I have some confusion in the physical/geometrical interpretation of the Laplacian of a function of two variables, say, $f(x,y)$.

Recently I have found a video of Khan Academy on Youtube. In this video they gave an intuition of $\nabla^2 f$. The main theme of this video (as I've understand) is:

Since the gradient gives you the slope of steepest ascent so each one of the vectors in gradient field points in the direction that you should walk, such that the graph of $f(x,y)$ is kind of a hill on top of you, it tells you the direction you should go to increase the functional value most rapidly.

Now the divergence of a vector field (treating as a fluid flow) represents how much a point in the field acts like a source.

So now let's think about what it might mean when we take the divergence of the gradient field of $~f$. We can see the divergence of the gradient is very high at points that are kind of like minima, at points where everyone around them tends to be higher.But the divergence of the gradient is low at points that look more like maximum points.

So this Laplacian operator is kind of like a measure of how much of a minimum point is this $(x,y)$.You will be very positive when $f$ evaluated at that point tends to give a smaller value than $f$ evaluated at neighbors of that point. But it'll be very negative if when you evaluate $f$ at that point it tends to be bigger than its neighbors.

Upto now everything is pretty much clear to me and I am so convinced with this intuition of Laplacian. But the confusion pops up in my mind when I read the second derivative test in the Multivaiable Calculus book Vol 2 of Tom M Apostol.

In the second derivative test what I understand is that only $f_{xx}$ and $f_{yy}$ is not sufficient for the conclusion about a local minima or maxima. We have to take care about the mixed partials also.

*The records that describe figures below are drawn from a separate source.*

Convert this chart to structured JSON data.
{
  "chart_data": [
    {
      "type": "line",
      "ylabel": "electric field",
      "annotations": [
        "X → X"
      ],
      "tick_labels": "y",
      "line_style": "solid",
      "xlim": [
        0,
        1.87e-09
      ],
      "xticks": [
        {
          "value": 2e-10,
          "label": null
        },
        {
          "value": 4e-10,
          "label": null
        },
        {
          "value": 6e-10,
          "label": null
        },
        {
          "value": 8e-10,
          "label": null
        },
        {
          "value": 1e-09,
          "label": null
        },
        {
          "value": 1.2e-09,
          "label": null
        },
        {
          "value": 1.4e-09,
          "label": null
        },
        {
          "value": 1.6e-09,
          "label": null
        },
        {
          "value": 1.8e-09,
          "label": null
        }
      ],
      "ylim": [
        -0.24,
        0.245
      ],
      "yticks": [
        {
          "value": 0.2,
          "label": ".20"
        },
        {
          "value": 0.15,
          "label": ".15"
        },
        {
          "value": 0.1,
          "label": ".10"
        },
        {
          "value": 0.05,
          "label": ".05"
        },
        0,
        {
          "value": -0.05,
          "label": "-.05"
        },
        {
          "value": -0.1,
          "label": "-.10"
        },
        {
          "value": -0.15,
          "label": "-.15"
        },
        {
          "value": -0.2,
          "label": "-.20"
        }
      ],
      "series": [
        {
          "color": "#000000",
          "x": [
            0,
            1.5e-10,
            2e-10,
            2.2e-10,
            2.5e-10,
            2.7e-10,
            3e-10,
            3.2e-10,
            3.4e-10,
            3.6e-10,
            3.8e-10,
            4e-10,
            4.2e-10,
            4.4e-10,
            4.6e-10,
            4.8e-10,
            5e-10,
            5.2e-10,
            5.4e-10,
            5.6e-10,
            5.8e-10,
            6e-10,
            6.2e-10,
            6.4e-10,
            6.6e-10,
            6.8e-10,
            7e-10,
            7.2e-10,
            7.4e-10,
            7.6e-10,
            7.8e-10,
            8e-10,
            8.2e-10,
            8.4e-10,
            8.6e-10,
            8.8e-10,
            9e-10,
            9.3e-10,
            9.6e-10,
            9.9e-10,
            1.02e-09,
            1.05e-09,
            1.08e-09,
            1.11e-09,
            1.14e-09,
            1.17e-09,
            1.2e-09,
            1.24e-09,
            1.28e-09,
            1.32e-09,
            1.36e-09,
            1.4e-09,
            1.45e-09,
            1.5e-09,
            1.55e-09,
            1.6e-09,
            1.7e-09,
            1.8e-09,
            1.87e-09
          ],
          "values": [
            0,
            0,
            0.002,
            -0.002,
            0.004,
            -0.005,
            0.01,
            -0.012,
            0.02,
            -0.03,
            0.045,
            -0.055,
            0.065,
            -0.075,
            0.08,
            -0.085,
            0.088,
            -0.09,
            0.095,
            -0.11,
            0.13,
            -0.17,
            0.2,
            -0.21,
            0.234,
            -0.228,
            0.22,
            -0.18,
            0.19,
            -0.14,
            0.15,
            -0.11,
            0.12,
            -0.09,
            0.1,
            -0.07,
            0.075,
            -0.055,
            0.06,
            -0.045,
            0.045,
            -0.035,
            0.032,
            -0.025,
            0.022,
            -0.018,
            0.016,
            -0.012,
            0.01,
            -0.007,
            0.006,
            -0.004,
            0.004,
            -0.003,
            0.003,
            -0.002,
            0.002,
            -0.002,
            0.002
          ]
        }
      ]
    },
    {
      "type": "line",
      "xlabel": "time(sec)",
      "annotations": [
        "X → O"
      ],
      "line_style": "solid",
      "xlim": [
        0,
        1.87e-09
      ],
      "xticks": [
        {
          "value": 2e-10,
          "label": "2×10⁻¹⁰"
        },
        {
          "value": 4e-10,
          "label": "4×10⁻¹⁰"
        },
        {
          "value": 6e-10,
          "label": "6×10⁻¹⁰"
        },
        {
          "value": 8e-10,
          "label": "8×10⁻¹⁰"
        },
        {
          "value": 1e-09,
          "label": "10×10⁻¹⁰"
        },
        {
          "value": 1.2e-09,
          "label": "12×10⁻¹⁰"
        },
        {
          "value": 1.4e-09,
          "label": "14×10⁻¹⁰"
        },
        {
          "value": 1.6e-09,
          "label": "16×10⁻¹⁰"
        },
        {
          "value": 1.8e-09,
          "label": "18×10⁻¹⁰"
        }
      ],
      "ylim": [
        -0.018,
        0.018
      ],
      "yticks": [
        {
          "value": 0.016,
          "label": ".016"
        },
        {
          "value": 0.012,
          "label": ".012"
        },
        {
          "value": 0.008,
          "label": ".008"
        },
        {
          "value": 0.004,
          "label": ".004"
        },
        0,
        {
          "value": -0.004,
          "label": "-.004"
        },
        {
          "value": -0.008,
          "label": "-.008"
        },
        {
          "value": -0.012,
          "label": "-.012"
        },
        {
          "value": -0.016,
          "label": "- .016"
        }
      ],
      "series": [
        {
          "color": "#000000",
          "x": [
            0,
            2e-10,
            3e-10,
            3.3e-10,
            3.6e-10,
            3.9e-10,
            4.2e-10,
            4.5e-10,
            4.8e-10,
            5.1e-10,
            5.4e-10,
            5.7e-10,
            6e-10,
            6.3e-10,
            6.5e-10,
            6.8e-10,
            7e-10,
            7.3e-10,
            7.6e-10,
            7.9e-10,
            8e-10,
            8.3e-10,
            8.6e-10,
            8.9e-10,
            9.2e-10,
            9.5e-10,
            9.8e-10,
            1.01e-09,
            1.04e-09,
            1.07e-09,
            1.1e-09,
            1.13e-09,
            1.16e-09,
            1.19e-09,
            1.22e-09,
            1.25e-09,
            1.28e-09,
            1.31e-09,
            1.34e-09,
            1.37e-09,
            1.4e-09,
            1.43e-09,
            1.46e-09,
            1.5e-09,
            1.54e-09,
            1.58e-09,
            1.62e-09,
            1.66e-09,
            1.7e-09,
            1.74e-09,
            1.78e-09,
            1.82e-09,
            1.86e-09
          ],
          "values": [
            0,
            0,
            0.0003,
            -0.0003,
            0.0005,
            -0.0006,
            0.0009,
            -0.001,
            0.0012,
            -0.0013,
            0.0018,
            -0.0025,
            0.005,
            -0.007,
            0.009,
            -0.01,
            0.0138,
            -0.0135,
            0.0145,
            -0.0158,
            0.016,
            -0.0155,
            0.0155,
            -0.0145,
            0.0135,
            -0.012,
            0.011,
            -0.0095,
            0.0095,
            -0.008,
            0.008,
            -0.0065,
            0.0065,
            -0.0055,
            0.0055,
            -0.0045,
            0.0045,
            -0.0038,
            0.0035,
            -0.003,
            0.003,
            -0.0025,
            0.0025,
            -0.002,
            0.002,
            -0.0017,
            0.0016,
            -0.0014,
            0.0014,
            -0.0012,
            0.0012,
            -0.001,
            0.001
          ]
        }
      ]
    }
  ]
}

But in the Khan academy's video I think $\text{div}~ \text{grad} f=f_{xx}+f_{yy}$ should determine a point as local minima or maxima at least .

Now my question is:

if $\nabla^2f(x,y)>0$, can we say that $f$ has a local minima at $(x,y)$? Which I know from second derivative test is not enough for the conclusion whereas according to the first intuitive idea of Khan academy's video it seems pretty reasonable to me.

Can anyone here please help me to figure out what's going on here or at least where am I missunderstood? Thank you.


Well, no. To begin with, you need $f_x=f_y=0$ in order to have a local minimum. And even if that's the case, $f_{xx}+f_{yy}>0$ is not sufficient.

The Laplacian compares the value at the point to the average of the values at surrounding points, which may be greater even if you're not at a local minimum; see the question Intuitive interpretation of the Laplacian, for example.


The laplacian couldn't determine maxima/minima on its own. The reason is simple: knowing the average (or sum) of two or more numbers doesn't tell you if all of them have the same sign, so it couldn't decide whether you have a saddle point.

However, you can rule out one possibility if $\nabla^2 f(x_0,y_0)>0$ and $\nabla f(x_0,y_0)=0$, that is, you know $(x_0,y_0)$ cannot be a local max so is either a local min or a saddle.